Born in Ohio, Frances was forced to grow up quickly when her father abandoned the family during her early childhood. They moved to Michigan, where her mother worked as a laundress. Young Alice, as she was called then, was a tomboy from the start, loving competitive sports and contributing to the family table by hunting small game with a slingshot and rifle. Her masculine clothes and hairstyle caused some of her neighbors to mock and reject her. Nonetheless, she would continue to wear men’s clothes frequently throughout her life, regardless of the consequences.
Coming from poverty, it did not seem that education was in the cards for Frances, but she was both ambitious and lucky. She had to drop out of high school to earn money and took a job as a newspaper typesetter, which she quickly parlayed into a position as a reporter.

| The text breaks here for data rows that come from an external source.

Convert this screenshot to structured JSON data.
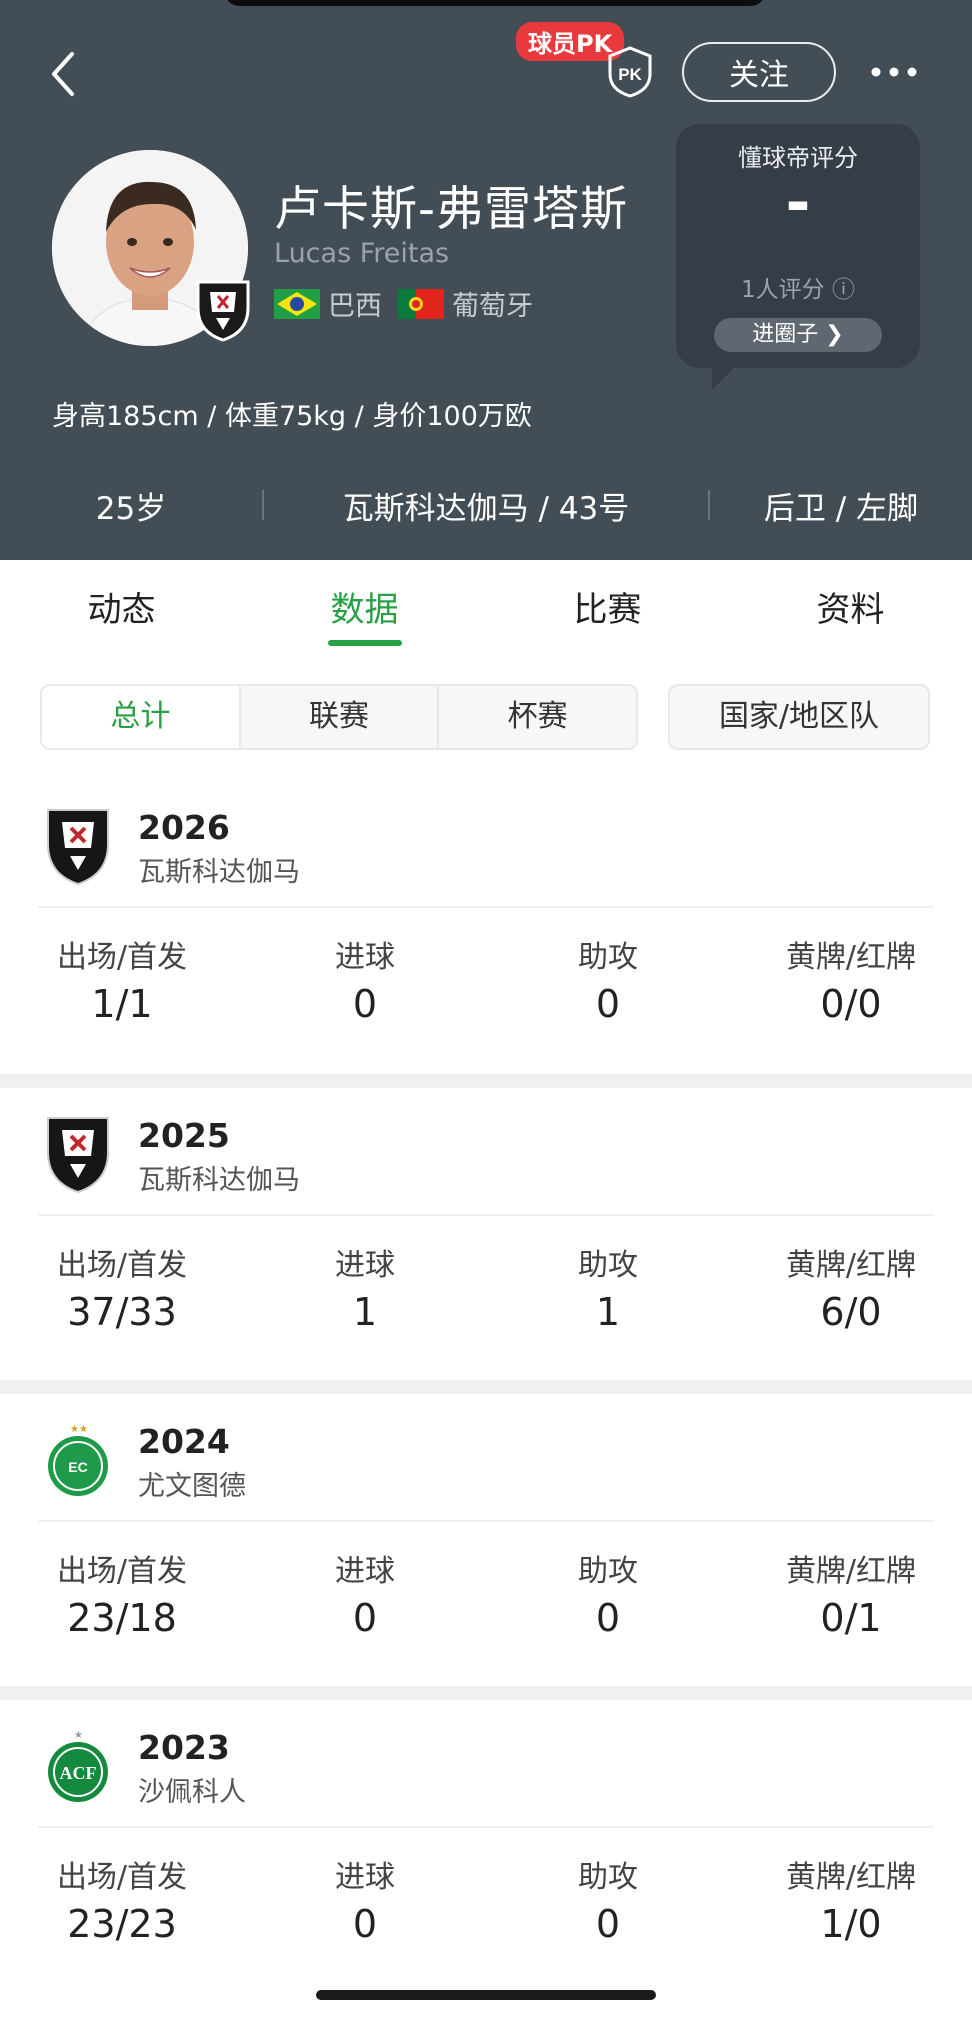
{
  "header": {
    "pk_label": "球员PK",
    "pk_icon_text": "PK",
    "follow_label": "关注",
    "player_name": "卢卡斯-弗雷塔斯",
    "player_name_en": "Lucas Freitas",
    "nationalities": [
      {
        "flag": "brazil-flag-icon",
        "name": "巴西"
      },
      {
        "flag": "portugal-flag-icon",
        "name": "葡萄牙"
      }
    ],
    "rating": {
      "title": "懂球帝评分",
      "value": "-",
      "count": "1人评分 ⓘ",
      "enter": "进圈子 ❯"
    },
    "measurements": "身高185cm / 体重75kg / 身价100万欧",
    "age": "25岁",
    "team_number": "瓦斯科达伽马 / 43号",
    "position_foot": "后卫 / 左脚"
  },
  "tabs": [
    "动态",
    "数据",
    "比赛",
    "资料"
  ],
  "active_tab": "数据",
  "filters": {
    "segments": [
      "总计",
      "联赛",
      "杯赛"
    ],
    "national": "国家/地区队"
  },
  "stat_labels": [
    "出场/首发",
    "进球",
    "助攻",
    "黄牌/红牌"
  ],
  "seasons": [
    {
      "year": "2026",
      "club": "瓦斯科达伽马",
      "logo": "vasco-da-gama-crest-icon",
      "apps": "1/1",
      "goals": "0",
      "assists": "0",
      "cards": "0/0"
    },
    {
      "year": "2025",
      "club": "瓦斯科达伽马",
      "logo": "vasco-da-gama-crest-icon",
      "apps": "37/33",
      "goals": "1",
      "assists": "1",
      "cards": "6/0"
    },
    {
      "year": "2024",
      "club": "尤文图德",
      "logo": "juventude-crest-icon",
      "apps": "23/18",
      "goals": "0",
      "assists": "0",
      "cards": "0/1"
    },
    {
      "year": "2023",
      "club": "沙佩科人",
      "logo": "chapecoense-crest-icon",
      "apps": "23/23",
      "goals": "0",
      "assists": "0",
      "cards": "1/0"
    }
  ],
  "colors": {
    "header_bg": "#434d56",
    "accent_green": "#27a046",
    "pk_red": "#e8393d"
  }
}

She also met some wealthy women, Mary and Frances Eddy and Celia Wooley (1848-1819), who paid for her to go to law school at Cornell University, where she was the only woman in a class of 98 men. At Cornell, Frances founded the women’s rowing club and argued for women to play the same rules as men in basketball (a reform that wasn’t instituted until 1970). She also switched her name from Alice to the more gender-neutral Frances.
After graduating with a law degree in 1897, Frances found she was more interested in uncovering the social and political roots of crime than in arguing court cases. With the help of her rich friends and a scholarship from the Chicago Women’s Club, she moved to Illinois to study sociology at the University of Chicago. She supplemented her income by working as a gymnastics teacher and basketball coach and became lovers with Gertrude Dudley, director of women’s athletics at the university. Proving that “an army of ex-lovers cannot fail,” the two later collaborated on the pioneering 1909 book Athletic Games in the Education of Women.
Before long, Frances became one of the country’s most progressive thinkers about how poverty and oppression resulted in high incarceration rates for African Americans and women. In addition to writing papers and books on the subject, she also lived and worked at Hull House, where she met other lesbian social activists, such as Jane Addams and Mary Rozet Smith. In 1903, while travelling to New York to research her studies on women’s employment, she met Mary Dreier (1875-1963), a suffragist and women’s labor activist from a wealthy German immigrant family.
While Frances came to her reform work through her experience of surviving poverty, Mary was a daughter of privilege who attended the New York School of Philanthropy, the first higher education program in the United States in the field of social work. She had been introduced to the idea of social reform by Leonora O’Reilly (1870-1927), the daughter of impoverished Irish immigrants who became an important figure in the women’s suffrage, labor, and settlement house movements. Leonora may have been one of Mary’s first crushes—she had a big influence on Mary’s political development and Mary used her wealth to provide Leonora with a salary for life.
But when Mary met Frances, the two were immediately drawn to each other, and when they were apart, Frances wrote to Mary, “The colors and sunlight make me hungry for you.” She moved to New York to live with Mary in 1905 and they remained together until Frances died in the early 1950s. They supported each other in their social activism as their careers progressed—from 1910-1913, Frances was the first woman to serve as chief investigator for the Bureau of Industries and Immigration of New York State, where she worked to fight anti-immigrant xenophobia and in 1911 Mary promoted women’s labor rights as the only woman appointed to the New York State Factory Investigating Committee, established after the Triangle Shirtwaist factory fire.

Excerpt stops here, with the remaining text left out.